At each frame reception, an interrupt triggers:
- Reading timestamped data from DMA buffer
- Retrieving timestamps (1µs + 8ns)
This allows periodic export to Python server via TCP/IP (LwIP)
Electronic Circuit
Custom Arduino Uno Shield
The PYNQ-Z1 board has an Arduino Uno compatible connector, allowing interfacing with standard shields. A prototype shield was created, integrating RS422 transceivers and a removable termination resistor.
Three ISL83078 (full-duplex RS422 transceivers) are integrated on the custom shield.

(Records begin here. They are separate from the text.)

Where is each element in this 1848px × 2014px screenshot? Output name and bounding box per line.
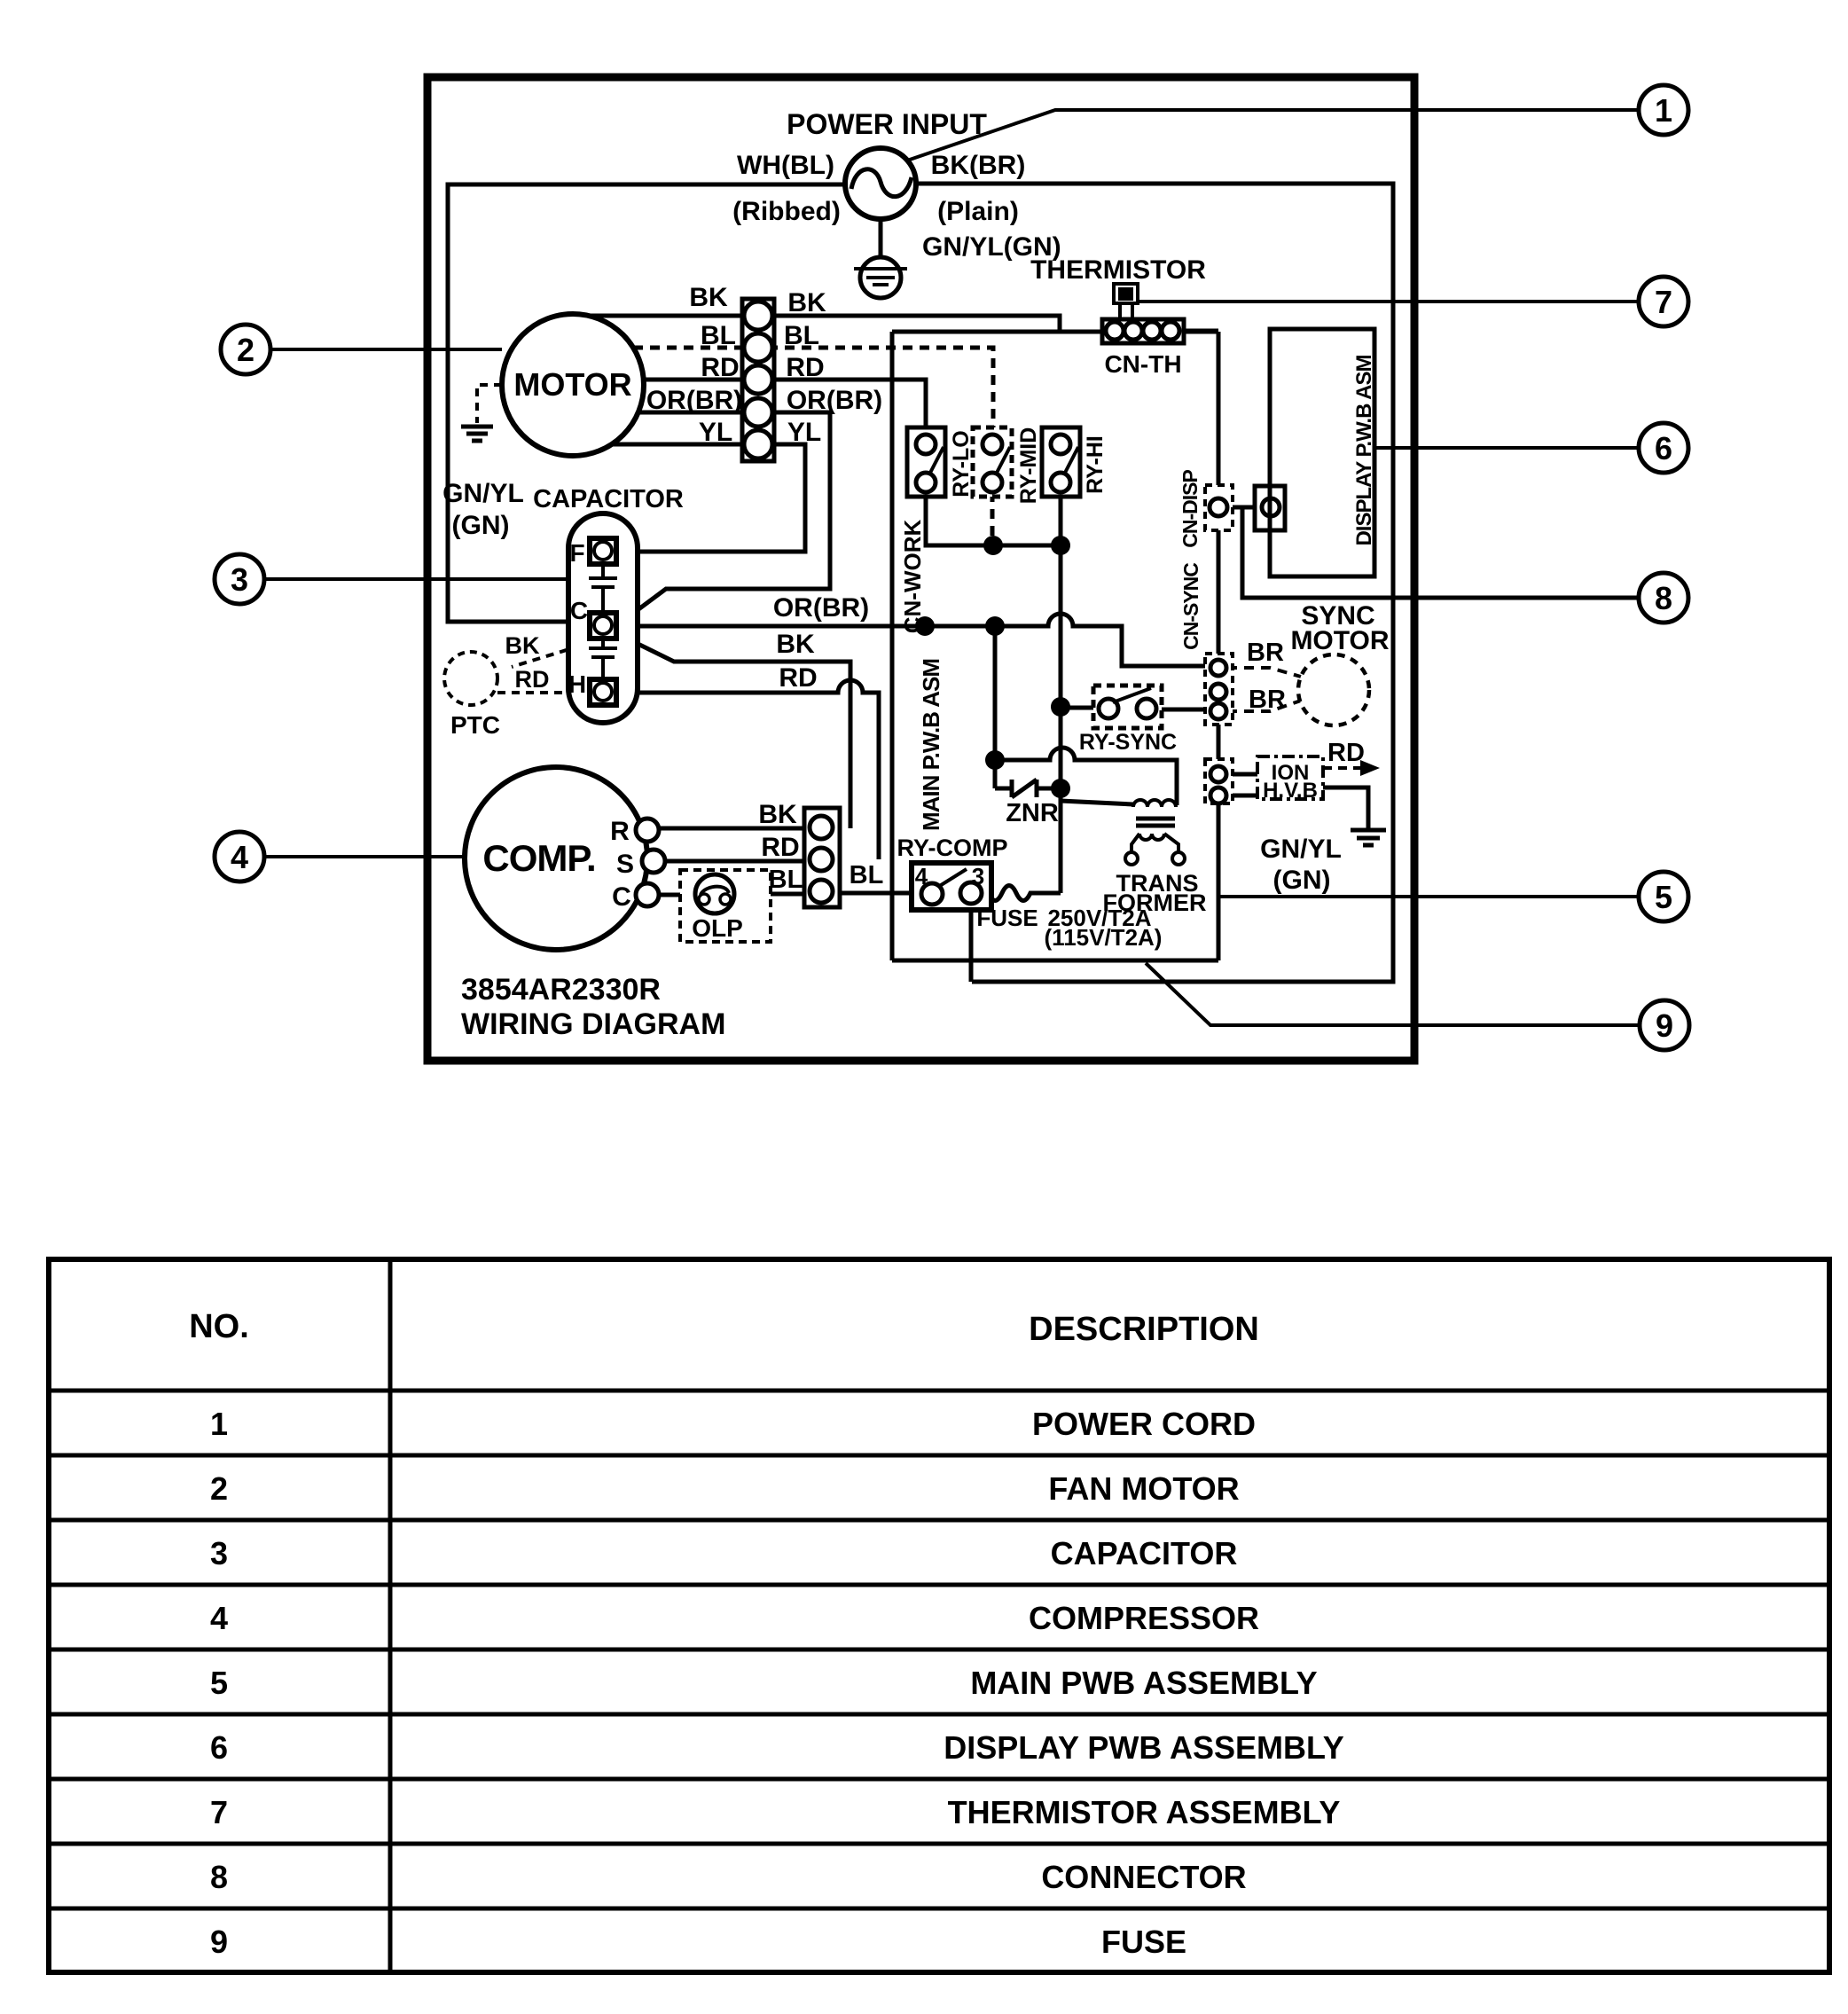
svg-text:9: 9 — [210, 1924, 228, 1960]
svg-text:GN/YL: GN/YL — [442, 479, 524, 508]
svg-text:COMPRESSOR: COMPRESSOR — [1029, 1600, 1259, 1636]
wire BL motor lead (dashed) to RY-MID — [633, 348, 993, 427]
svg-text:RD: RD — [779, 663, 817, 693]
svg-text:BR: BR — [1247, 639, 1284, 667]
ground earth bars right — [1351, 830, 1386, 845]
svg-text:4: 4 — [210, 1600, 228, 1636]
svg-text:RY-SYNC: RY-SYNC — [1079, 730, 1177, 755]
wire CN-DISP to display connector — [1218, 505, 1271, 510]
svg-text:RY-MID: RY-MID — [1016, 427, 1041, 505]
svg-text:NO.: NO. — [189, 1308, 249, 1345]
capacitor terminal C — [590, 613, 616, 639]
callout circle 1 — [1639, 85, 1688, 135]
ION H.V.B box (dash-dot) — [1257, 756, 1323, 799]
transformer secondary leads — [1132, 834, 1178, 852]
wire BK motor lead to main pwb — [589, 316, 1060, 332]
wire RD capacitor H to compressor S connector — [615, 680, 879, 859]
svg-text:(Ribbed): (Ribbed) — [732, 197, 841, 226]
svg-text:CAPACITOR: CAPACITOR — [533, 485, 684, 513]
motor ground dashed stub — [477, 385, 502, 423]
wire CN-TH to CN-DISP drop — [1184, 329, 1218, 333]
connector display side — [1255, 486, 1285, 530]
callout line 6 display pwb — [1374, 446, 1640, 450]
wire BL connector pin 3 to RY-COMP pin 4 — [840, 891, 932, 896]
capacitor plates F-C — [589, 564, 617, 613]
svg-text:ZNR: ZNR — [1006, 799, 1059, 827]
wire OR(BR) motor lead to capacitor C — [621, 412, 830, 623]
callout line 7 thermistor — [1137, 300, 1640, 303]
wire BR dashed CN-SYNC pin3 to sync motor — [1227, 701, 1301, 711]
wire BK capacitor C to compressor R connector — [618, 634, 850, 828]
compressor circle — [465, 767, 647, 950]
svg-text:1: 1 — [1655, 92, 1672, 129]
node OR(BR)/CN-WORK — [915, 616, 935, 636]
svg-text:BL: BL — [784, 321, 819, 350]
svg-text:3: 3 — [231, 561, 248, 598]
wire CN-ION pins to ION HVB box — [1227, 774, 1257, 795]
callout line 9 fuse — [1146, 963, 1640, 1025]
svg-text:BK: BK — [758, 800, 797, 829]
svg-text:6: 6 — [1655, 430, 1672, 466]
callout line 3 capacitor — [259, 577, 568, 581]
svg-text:FUSE: FUSE — [1101, 1924, 1186, 1960]
table row lines — [49, 1389, 1829, 1393]
wire compressor S to connector pin 2 — [658, 859, 821, 864]
svg-text:POWER INPUT: POWER INPUT — [787, 108, 987, 140]
capacitor terminal H — [590, 679, 616, 705]
wire RY-MID bottom (dashed) — [991, 492, 995, 545]
svg-text:CN-WORK: CN-WORK — [899, 520, 926, 634]
thermistor leads into CN-TH — [1120, 303, 1132, 321]
callout circle 2 — [221, 325, 270, 374]
svg-text:BK(BR): BK(BR) — [931, 151, 1026, 180]
svg-text:9: 9 — [1656, 1007, 1673, 1044]
callout circle 7 — [1639, 277, 1688, 326]
node RY-SYNC branch — [1051, 697, 1070, 717]
svg-text:CN-TH: CN-TH — [1104, 350, 1181, 378]
svg-text:BL: BL — [769, 866, 803, 894]
svg-text:(GN): (GN) — [1273, 866, 1331, 895]
svg-text:C: C — [612, 882, 631, 912]
node ZNR right — [1051, 779, 1070, 798]
svg-text:RD: RD — [786, 353, 824, 382]
wire hop over to transformer primary right — [995, 748, 1177, 805]
svg-text:8: 8 — [210, 1859, 228, 1895]
svg-text:RY-COMP: RY-COMP — [897, 835, 1007, 861]
svg-text:CN-SYNC: CN-SYNC — [1179, 563, 1202, 650]
svg-text:BR: BR — [1249, 686, 1286, 714]
node transformer branch — [985, 750, 1005, 770]
transformer primary coil — [1133, 800, 1176, 807]
compressor pin R — [636, 819, 659, 842]
svg-text:BK: BK — [776, 630, 815, 659]
svg-text:BL: BL — [850, 861, 884, 889]
node RY-MID bottom — [983, 536, 1003, 555]
connector CN-ION (dashed) — [1205, 759, 1233, 803]
wire compressor C to OLP — [658, 893, 697, 897]
svg-text:4: 4 — [915, 863, 928, 889]
svg-text:FUSE: FUSE — [976, 905, 1038, 931]
relay RY-HI box — [1042, 427, 1080, 497]
svg-text:3: 3 — [210, 1535, 228, 1571]
callout circle 6 — [1639, 423, 1688, 473]
wire WH(BL) neutral: power input left, down left side, to capacitor C — [448, 184, 845, 622]
svg-text:(Plain): (Plain) — [937, 197, 1019, 226]
svg-text:F: F — [569, 539, 584, 567]
svg-text:YL: YL — [699, 418, 732, 447]
wire BK(BR) line: power input right, down right side, to fuse node — [916, 184, 1393, 982]
table column divider — [388, 1259, 393, 1972]
outer border frame of wiring diagram — [427, 77, 1414, 1061]
fuse squiggle from RY-COMP pin 3 — [982, 886, 1061, 901]
svg-text:THERMISTOR ASSEMBLY: THERMISTOR ASSEMBLY — [948, 1794, 1341, 1830]
svg-text:THERMISTOR: THERMISTOR — [1030, 255, 1206, 285]
svg-text:CAPACITOR: CAPACITOR — [1051, 1535, 1238, 1571]
svg-text:7: 7 — [210, 1794, 228, 1830]
wire ION HVB to earth ground — [1323, 788, 1368, 828]
svg-text:DESCRIPTION: DESCRIPTION — [1029, 1311, 1259, 1348]
svg-text:2: 2 — [210, 1470, 228, 1507]
svg-text:C: C — [570, 597, 588, 624]
svg-text:YL: YL — [787, 418, 821, 447]
svg-text:OR(BR): OR(BR) — [773, 593, 869, 623]
svg-text:BK: BK — [505, 632, 540, 659]
capacitor body (stadium) — [568, 513, 638, 723]
svg-text:7: 7 — [1655, 284, 1672, 320]
relay RY-COMP box — [912, 863, 991, 910]
main pwb asm box bottom edge — [892, 959, 1218, 963]
wire RD dashed arrow out of ION HVB — [1323, 766, 1360, 770]
svg-text:RD: RD — [1327, 739, 1365, 767]
capacitor plates C-H — [589, 639, 617, 679]
ground symbol (earth in circle) below power input — [860, 257, 901, 298]
svg-text:RY-HI: RY-HI — [1083, 435, 1108, 494]
svg-text:H: H — [568, 670, 586, 698]
callout circle 5 — [1639, 872, 1688, 921]
svg-text:3854AR2330R: 3854AR2330R — [461, 973, 661, 1007]
connector CN-TH — [1102, 319, 1184, 343]
display pwb asm box — [1270, 329, 1374, 576]
svg-text:MAIN P.W.B ASM: MAIN P.W.B ASM — [918, 659, 944, 831]
table frame — [49, 1259, 1829, 1972]
wire junction down to callout 8 — [1242, 507, 1640, 598]
svg-text:BK: BK — [787, 288, 826, 317]
ground bars fan motor — [461, 427, 493, 441]
svg-text:MAIN PWB ASSEMBLY: MAIN PWB ASSEMBLY — [970, 1665, 1317, 1701]
power input AC source circle — [845, 148, 916, 219]
wire OR(BR) common from capacitor C to CN-SYNC — [615, 614, 1218, 666]
motor connector 5-pin — [742, 299, 774, 461]
sync motor dashed circle — [1298, 654, 1369, 725]
relay RY-SYNC box (dashed) — [1093, 686, 1162, 728]
OLP disc — [695, 874, 734, 913]
svg-text:CN-DISP: CN-DISP — [1178, 470, 1202, 548]
svg-text:OLP: OLP — [692, 914, 743, 942]
svg-text:POWER CORD: POWER CORD — [1032, 1406, 1256, 1442]
svg-text:BK: BK — [689, 283, 728, 312]
svg-text:OR(BR): OR(BR) — [646, 386, 742, 415]
svg-text:WH(BL): WH(BL) — [737, 151, 834, 180]
dashed BK capacitor to PTC — [512, 646, 581, 667]
svg-text:8: 8 — [1655, 580, 1672, 616]
transformer core — [1136, 819, 1175, 826]
svg-text:FORMER: FORMER — [1103, 889, 1207, 916]
wire RY-SYNC to CN-SYNC pin 3 — [1147, 708, 1218, 712]
wire neutral branch down to ZNR / transformer — [993, 626, 998, 788]
fan motor circle — [502, 314, 644, 456]
svg-text:RD: RD — [701, 353, 739, 382]
connector CN-SYNC (dashed) — [1205, 654, 1233, 725]
sine symbol inside power input — [851, 169, 912, 197]
connector CN-DISP (dashed) — [1205, 485, 1233, 530]
svg-text:2: 2 — [237, 332, 254, 368]
svg-text:H.V.B: H.V.B — [1263, 779, 1318, 803]
svg-text:FAN MOTOR: FAN MOTOR — [1048, 1470, 1239, 1507]
svg-text:3: 3 — [972, 863, 984, 889]
svg-text:5: 5 — [210, 1665, 228, 1701]
svg-text:(GN): (GN) — [452, 511, 510, 540]
svg-text:COMP.: COMP. — [482, 837, 595, 879]
capacitor terminal F — [590, 538, 616, 564]
svg-text:WIRING DIAGRAM: WIRING DIAGRAM — [461, 1007, 725, 1041]
varistor ZNR symbol — [1012, 780, 1061, 797]
connector 3-pin compressor side — [804, 808, 840, 907]
node OR(BR)/ZNR branch — [985, 616, 1005, 636]
wire BR dashed CN-SYNC pin1 to sync motor — [1227, 668, 1301, 677]
wire ZNR left lead — [995, 787, 1012, 791]
svg-text:OR(BR): OR(BR) — [787, 386, 882, 415]
main pwb asm box top edge / BK net — [892, 330, 1218, 334]
callout line 8 connector — [1250, 596, 1640, 599]
compressor pin S — [642, 850, 665, 873]
svg-text:1: 1 — [210, 1406, 228, 1442]
callout line 4 compressor — [259, 855, 466, 858]
wire YL motor lead to capacitor F — [612, 444, 805, 552]
svg-text:MOTOR: MOTOR — [1290, 626, 1389, 655]
main pwb asm box left edge — [890, 332, 895, 960]
svg-text:DISPLAY PWB ASSEMBLY: DISPLAY PWB ASSEMBLY — [944, 1729, 1343, 1766]
svg-text:6: 6 — [210, 1729, 228, 1766]
svg-text:RD: RD — [761, 833, 799, 862]
svg-text:(115V/T2A): (115V/T2A) — [1045, 924, 1163, 951]
wire RY-LO bottom to RY-HI column — [926, 492, 1061, 545]
node RY-HI bottom — [1051, 536, 1070, 555]
svg-text:RY-LO: RY-LO — [949, 430, 974, 497]
callout circle 3 — [215, 554, 264, 604]
svg-text:MOTOR: MOTOR — [513, 366, 631, 403]
svg-text:4: 4 — [231, 839, 248, 875]
wire RY-HI column: relay bottom down to fuse node — [1059, 492, 1063, 893]
callout line 5 main pwb — [1219, 895, 1640, 898]
OLP dashed box — [680, 870, 771, 942]
wire compressor R to connector pin 1 — [658, 827, 821, 831]
svg-text:RD: RD — [515, 666, 550, 693]
main pwb asm box right edge — [1217, 332, 1221, 960]
compressor pin C — [636, 883, 659, 906]
svg-text:BL: BL — [701, 321, 736, 350]
power input ground stem — [879, 219, 883, 258]
thermistor body — [1114, 284, 1138, 303]
svg-text:CONNECTOR: CONNECTOR — [1041, 1859, 1246, 1895]
svg-text:S: S — [616, 850, 634, 879]
callout line 1 to power cord — [904, 110, 1640, 161]
wire RD motor lead to RY-LO — [644, 380, 926, 427]
wire node to RY-SYNC coil — [1061, 706, 1108, 710]
svg-text:R: R — [610, 817, 630, 846]
PTC dashed circle — [444, 652, 497, 705]
wire RY-COMP pin3 down to BK(BR) return — [969, 904, 974, 982]
arrowhead RD — [1360, 760, 1380, 776]
svg-text:5: 5 — [1655, 879, 1672, 915]
svg-text:GN/YL: GN/YL — [1260, 835, 1342, 864]
relay RY-LO box — [907, 427, 945, 497]
transformer secondary coil — [1139, 834, 1164, 840]
callout line 2 fan motor — [257, 348, 502, 351]
dashed RD PTC to capacitor H — [497, 691, 589, 694]
callout circle 4 — [215, 832, 264, 882]
svg-text:DISPLAY P.W.B ASM: DISPLAY P.W.B ASM — [1352, 355, 1376, 545]
callout circle 9 — [1640, 1000, 1689, 1050]
svg-text:PTC: PTC — [450, 711, 500, 739]
wire transformer primary left lead — [1061, 801, 1133, 804]
relay RY-MID box (dashed) — [973, 427, 1012, 497]
wire OLP to connector pin 3 — [732, 892, 821, 897]
callout circle 8 — [1639, 573, 1688, 623]
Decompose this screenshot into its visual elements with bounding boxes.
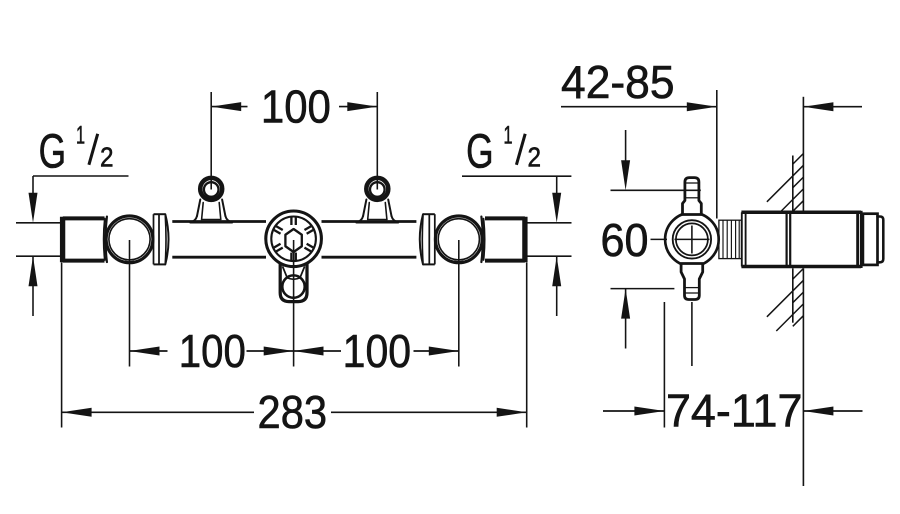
cross body outer <box>665 213 719 267</box>
label G 1/2 left <box>39 122 114 179</box>
dim G 1/2 right arrows <box>462 176 572 316</box>
dim 42-85 <box>561 56 862 219</box>
svg-text:2: 2 <box>100 141 114 172</box>
cross body rings <box>651 220 712 258</box>
svg-text:100: 100 <box>261 80 331 132</box>
svg-text:100: 100 <box>179 325 246 377</box>
dim 100 100 bottom row <box>130 240 459 377</box>
mounting lug right <box>357 178 399 223</box>
mounting lug left <box>190 178 232 223</box>
housing end caps <box>863 214 883 265</box>
valve bottom tab <box>280 264 307 302</box>
svg-text:100: 100 <box>343 325 412 377</box>
dim 74-117 <box>603 302 863 437</box>
dim 283 <box>62 263 527 438</box>
label G 1/2 right <box>466 122 541 179</box>
svg-text:74-117: 74-117 <box>666 385 803 437</box>
dim G 1/2 left arrows <box>16 176 129 316</box>
flush housing body <box>741 211 861 268</box>
dim 60 <box>601 130 701 349</box>
bottom spigot <box>681 264 703 300</box>
left union socket <box>104 214 169 264</box>
main tube middle sections <box>172 222 416 258</box>
threaded collar <box>719 220 742 258</box>
svg-text:60: 60 <box>601 214 649 266</box>
tube left end section <box>63 217 105 263</box>
svg-text:G: G <box>466 125 494 178</box>
dim 100 top <box>211 80 377 189</box>
wall section with hatching <box>767 97 804 486</box>
svg-text:2: 2 <box>528 141 542 172</box>
tube right end section <box>485 217 525 263</box>
top spigot <box>683 178 702 215</box>
svg-text:G: G <box>39 125 67 178</box>
svg-text:42-85: 42-85 <box>561 56 675 108</box>
valve body front (cartridge) <box>266 211 322 267</box>
svg-text:283: 283 <box>258 386 328 438</box>
right union socket <box>420 214 485 264</box>
svg-text:1: 1 <box>504 122 513 150</box>
svg-text:1: 1 <box>76 122 85 150</box>
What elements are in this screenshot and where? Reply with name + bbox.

The VHDL implementation is scalable to 4 transceivers.
Tools and Environment
FPGA Development
- Vivado Design Suite 2019.x: VHDL synthesis and implementation
- Vivado HLS: AXI IP generation
- VHDL Testbench: Functional simulation
- ILA (Integrated Logic Analyzer): Real-time debugging
Software Development
- Vitis/SDK 2019.x: Bare-metal development environment
- GCC ARM: Cross-compilation for Zynq
- LwIP: Bare-metal TCP/IP stack
- Python: Control server on Rock 3C and various control and test scripts
Testing and Validation
Tests Performed
✅ Functional validation:
- Synchronous and asynchronous reception operational
- 1µs and 8ns timestamping functional
- DMA transfer to DDR memory verified
- LwIP communication with Python server
Possible Improvements
This project lays the foundation for an RS422 analysis system and can be extended with:
- Transmission (Tx) implementation for frame replay/forging or bus set via Python interface
- Migration to Petalinux (embedded Linux with BusyBox) for more flexible management and advanced network tools
- Web monitoring interface for real-time RS422 bus visualization
- PTP synchronization for inter-system absolute timestamping
- Extension to more than 4 RS422 channels
- Anomaly analysis and detection (corruption, sync loss) with alerts
Skills Developed
Lessons Learned
This project allowed me to understand the Zynq-7000 architecture and FPGA/CPU integration. The main challenge was managing and debugging the PL/PS interface via AXI.
Key takeaways:
- Understanding of AXI bus (Lite and Stream)
- Bare-metal development with interrupt and DMA handling
- Modular VHDL design with testbench for validation
- RS422 hardware interfacing (differential, transceivers)
Info
🎓 This project applied academic knowledge (VHDL, SoC architecture, serial protocols) in a real-world RS422 bus analysis context, before deployment on professional equipment.